This is several layers of bogus, including your own evaluation, Bruce.
1) There exists such a thing as a LOCKING HYDRANT. These are common, especially in urban areas.
The goal is to prevent unauthorized water usage, especially by contractors, which is expensive. However the locks are an added cost too.
2) The issue here is that the hydrants were "dry hydrants" which is a common rural practice. You cannot afford to leave that many hydrants 'hot' just in case there is going to be a fire. There are maintenance and system pressure issues involved.
I have sites with wet hydrants and dry hydrants. The Texas practice of painting dry hydrants black is a good idea. In California they are sometimes labeled. However, if you paid attention in Fire Technology 1 you can tell the difference by sight, too.

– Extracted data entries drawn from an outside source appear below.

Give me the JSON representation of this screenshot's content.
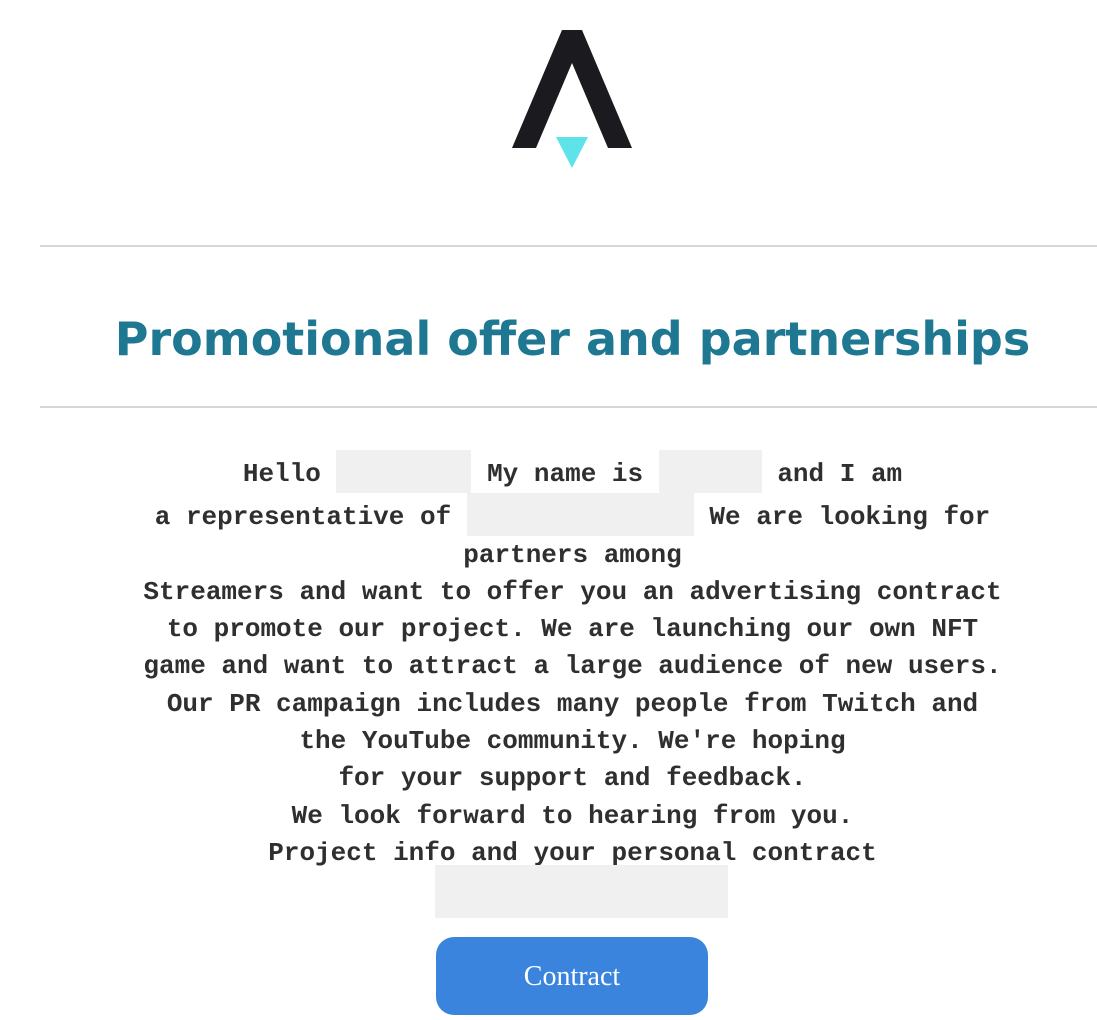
{
  "email": {
    "logo_icon": "arrow-up-logo-icon",
    "title": "Promotional offer and partnerships",
    "greeting_hello": "Hello",
    "my_name_is": "My name is",
    "and_i_am": "and I am",
    "representative_of": "a representative of",
    "looking_for": "We are looking for",
    "partners_among": "partners among",
    "body_lines": [
      "Streamers and want to offer you an advertising contract",
      "to promote our project. We are launching our own NFT",
      "game and want to attract a large audience of new users.",
      "Our PR campaign includes many people from Twitch and",
      "the YouTube community. We're hoping",
      "for your support and feedback.",
      "We look forward to hearing from you.",
      "Project info and your personal contract"
    ],
    "button_label": "Contract",
    "colors": {
      "title": "#1f7892",
      "logo_dark": "#1b1b1f",
      "logo_accent": "#5ee3ea",
      "button": "#3a84dd",
      "redaction": "#f0f0f0"
    }
  }
}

3) If the rural FD did not know their district well enough to carry basic unlocking and hydrant tools, SHAME ON THEM! jmefireequipment.com/department/268/1/Wrenches-Tools.aspx
Whoever stocked their apparatus should be ashamed of themselves. (You ALWAYS carry hydrant wrenches!) Whoever trained them should go do some remedial classes. Whoever didn't map out the water sources in their district should pay for a new house for this clueless homeowner. ISO called, they want their fire protection rating back.
4) One advantage of a dry hydrant is that the valve is underground and largely protected from freezing and from motor vehicle accidents. A wet hydrant can freeze (not common here in California) but if sheared off in a car wreck, will waste large amounts of water and require the mains to be shut off for repairs. Not so with a dry hydrant.
5) Dry hydrants do not prevent terrorism. They can be opened with commonly available tools. (How common: let's put it this way, I've purchased them without credentials or comment.)
If you're going to attack a water system, you do it at the water plant or at the storage tanks . . . which have virtually no security anyway.
Arson is a much more credible threat. If one tampers with fire systems at the same time, that is a worse problem.
The one accurate point is that the decision to use dry hydrants is a system issue influenced by standard operating practices and economics, with a tinge of politics. IT HAS NOTHING TO DO WITH TERRORISM. So when Clay Hodges blames this on terrorism, he's stretching credulity at best.